There was virtually no kashrut supervision, and even when there was, anarchy often prevailed. The certification process was in large part—but, fortunately, not entirely—in the hands of individuals who were less than models of knowledge, commitment or integrity. One need not be an expert in the laws of kashrut to sense the cynicism concerning kashrut certification in both the manufacturing and consumer areas that were all too prevalent in the kosher food market.
Nat accepted the challenge and made it his task to bring order and integrity to the process. With his characteristic clarity of vision, he recognized the enormous impact the availability of kosher products could have on an emerging Orthodox Jewish community.
On a personal basis, Nat concluded that kashrut was the perfect vehicle through which he could express his love of his people and his religion along with his vision of a dynamic age of Jewish communal ascendency in America.
To this task, Nat brought his very considerable gifts of energy, integrity, patience and the rare quality of diplomacy. It was as a diplomat that he was at his best. It was a joy to sit back and watch him apply this G-d-given talent—an art that he had developed over the years—to the personalities on all sides of the table. Whether it was the rabbinical personage who held one view, the manufacturing representatives sitting across from him or the manufacturing plant manager who approached the negotiating table with trepidation and concern that some black-frocked, bearded rabbi quoting ancient, foreign tomes was going to hamstring his plant routine and make life unbearable, Nat was equipped for the challenge. His style was unique: more compromise than confrontation but always bearing in mind the goal he wished to achieve.
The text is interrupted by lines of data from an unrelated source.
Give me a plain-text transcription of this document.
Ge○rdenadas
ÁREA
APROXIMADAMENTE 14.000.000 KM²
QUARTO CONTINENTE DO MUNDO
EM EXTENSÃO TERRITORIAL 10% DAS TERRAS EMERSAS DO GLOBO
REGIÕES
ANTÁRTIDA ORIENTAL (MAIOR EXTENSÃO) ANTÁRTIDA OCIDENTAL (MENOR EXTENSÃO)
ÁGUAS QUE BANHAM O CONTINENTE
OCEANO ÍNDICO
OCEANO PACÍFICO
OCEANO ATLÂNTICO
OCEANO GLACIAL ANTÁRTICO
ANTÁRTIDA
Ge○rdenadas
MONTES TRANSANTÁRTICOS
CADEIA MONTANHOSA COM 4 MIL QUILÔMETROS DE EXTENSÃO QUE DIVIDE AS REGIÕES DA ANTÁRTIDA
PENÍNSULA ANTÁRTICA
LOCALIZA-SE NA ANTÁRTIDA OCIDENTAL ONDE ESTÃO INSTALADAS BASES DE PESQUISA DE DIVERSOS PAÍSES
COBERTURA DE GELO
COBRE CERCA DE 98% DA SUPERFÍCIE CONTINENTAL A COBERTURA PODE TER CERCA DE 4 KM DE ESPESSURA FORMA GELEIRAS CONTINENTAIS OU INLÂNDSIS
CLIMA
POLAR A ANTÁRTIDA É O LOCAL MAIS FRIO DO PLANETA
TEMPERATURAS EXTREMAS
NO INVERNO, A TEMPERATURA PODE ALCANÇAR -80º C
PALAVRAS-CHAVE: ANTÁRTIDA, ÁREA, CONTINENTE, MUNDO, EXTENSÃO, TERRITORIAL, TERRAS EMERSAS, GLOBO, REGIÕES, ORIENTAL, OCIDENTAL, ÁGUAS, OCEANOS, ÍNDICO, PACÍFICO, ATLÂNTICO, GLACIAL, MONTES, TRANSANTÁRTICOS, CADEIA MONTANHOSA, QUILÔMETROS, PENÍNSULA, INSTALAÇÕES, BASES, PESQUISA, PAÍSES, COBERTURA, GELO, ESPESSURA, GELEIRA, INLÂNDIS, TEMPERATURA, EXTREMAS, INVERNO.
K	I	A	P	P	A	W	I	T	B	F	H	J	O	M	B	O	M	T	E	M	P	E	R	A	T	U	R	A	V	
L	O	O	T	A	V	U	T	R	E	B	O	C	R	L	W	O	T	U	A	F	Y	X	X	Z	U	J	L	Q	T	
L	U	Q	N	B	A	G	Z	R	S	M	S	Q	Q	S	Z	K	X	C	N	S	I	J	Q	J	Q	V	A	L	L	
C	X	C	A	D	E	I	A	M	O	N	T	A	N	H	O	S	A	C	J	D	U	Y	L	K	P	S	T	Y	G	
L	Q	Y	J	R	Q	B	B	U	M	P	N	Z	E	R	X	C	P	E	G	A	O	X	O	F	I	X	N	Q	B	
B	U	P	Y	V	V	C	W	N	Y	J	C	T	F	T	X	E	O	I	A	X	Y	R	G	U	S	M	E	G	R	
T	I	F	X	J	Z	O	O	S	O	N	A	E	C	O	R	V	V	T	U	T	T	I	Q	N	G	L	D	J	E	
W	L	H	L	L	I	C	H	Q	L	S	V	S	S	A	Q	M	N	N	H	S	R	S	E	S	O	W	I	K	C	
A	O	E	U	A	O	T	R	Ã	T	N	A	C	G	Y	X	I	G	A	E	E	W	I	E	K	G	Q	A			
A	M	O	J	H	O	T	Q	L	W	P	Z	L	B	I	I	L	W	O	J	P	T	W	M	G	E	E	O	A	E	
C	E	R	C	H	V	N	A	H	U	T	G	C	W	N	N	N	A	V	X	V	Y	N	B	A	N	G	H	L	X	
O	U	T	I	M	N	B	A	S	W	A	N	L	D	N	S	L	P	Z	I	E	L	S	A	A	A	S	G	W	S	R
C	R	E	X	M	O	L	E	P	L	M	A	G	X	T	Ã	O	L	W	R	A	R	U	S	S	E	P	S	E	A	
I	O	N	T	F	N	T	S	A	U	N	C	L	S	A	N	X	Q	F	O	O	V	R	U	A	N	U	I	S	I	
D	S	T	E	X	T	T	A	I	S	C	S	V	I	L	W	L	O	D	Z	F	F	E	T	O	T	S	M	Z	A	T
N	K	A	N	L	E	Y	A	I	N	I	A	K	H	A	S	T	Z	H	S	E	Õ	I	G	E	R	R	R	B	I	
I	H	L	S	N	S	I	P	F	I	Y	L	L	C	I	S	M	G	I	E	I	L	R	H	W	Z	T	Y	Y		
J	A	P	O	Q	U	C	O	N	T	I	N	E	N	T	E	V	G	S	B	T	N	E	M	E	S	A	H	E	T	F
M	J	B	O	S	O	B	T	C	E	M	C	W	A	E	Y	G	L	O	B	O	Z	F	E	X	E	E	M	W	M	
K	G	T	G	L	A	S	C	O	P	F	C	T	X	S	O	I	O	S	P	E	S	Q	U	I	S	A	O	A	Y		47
When the subject was a halachic matter, he was stolidly unyielding, impacted in large part by his awe of Torah learning. But at the same time, he had an almost radar-like instinct for knowing when to defer to rabbinical authority and when to separate politics and administration from the spiritual.
Nat Gross, in his own way, was a gadol hador. His work left a lasting impression on Jewish communal life, and the community will remain forever in his debt.
“Nathan Gross was the chair of the OU’s Kashruth Commission for many years. He was an astute businessman of deep integrity who refused to allow the OU’s decisions to be tainted by financial considerations. When I came to the OU, he was the elder statesman who guided us, and his advice was always on target. Everyone who met him immediately saw his great dignity; he was the consummate gentleman. At the time I took on the position of rabbinic administrator of the OU Kosher Division, our most significant company was Procter & Gamble. Each year, we would meet with Marshall Pollock, an executive at Procter & Gamble, to negotiate our contract for the coming year. I could see how highly Marsh regarded Nat—his dignity and intelligence shone through. He was the essential piece in this partnership and in many others the OU developed. The growth of the OU over the last decades would not have been possible without Nat Gross’s leadership.”
—Rabbi Menachem Genack, CEO, OU Kosher
Rabbi Julius Berman is a former president of the OU and a former chairman of the OU Kashruth Commission.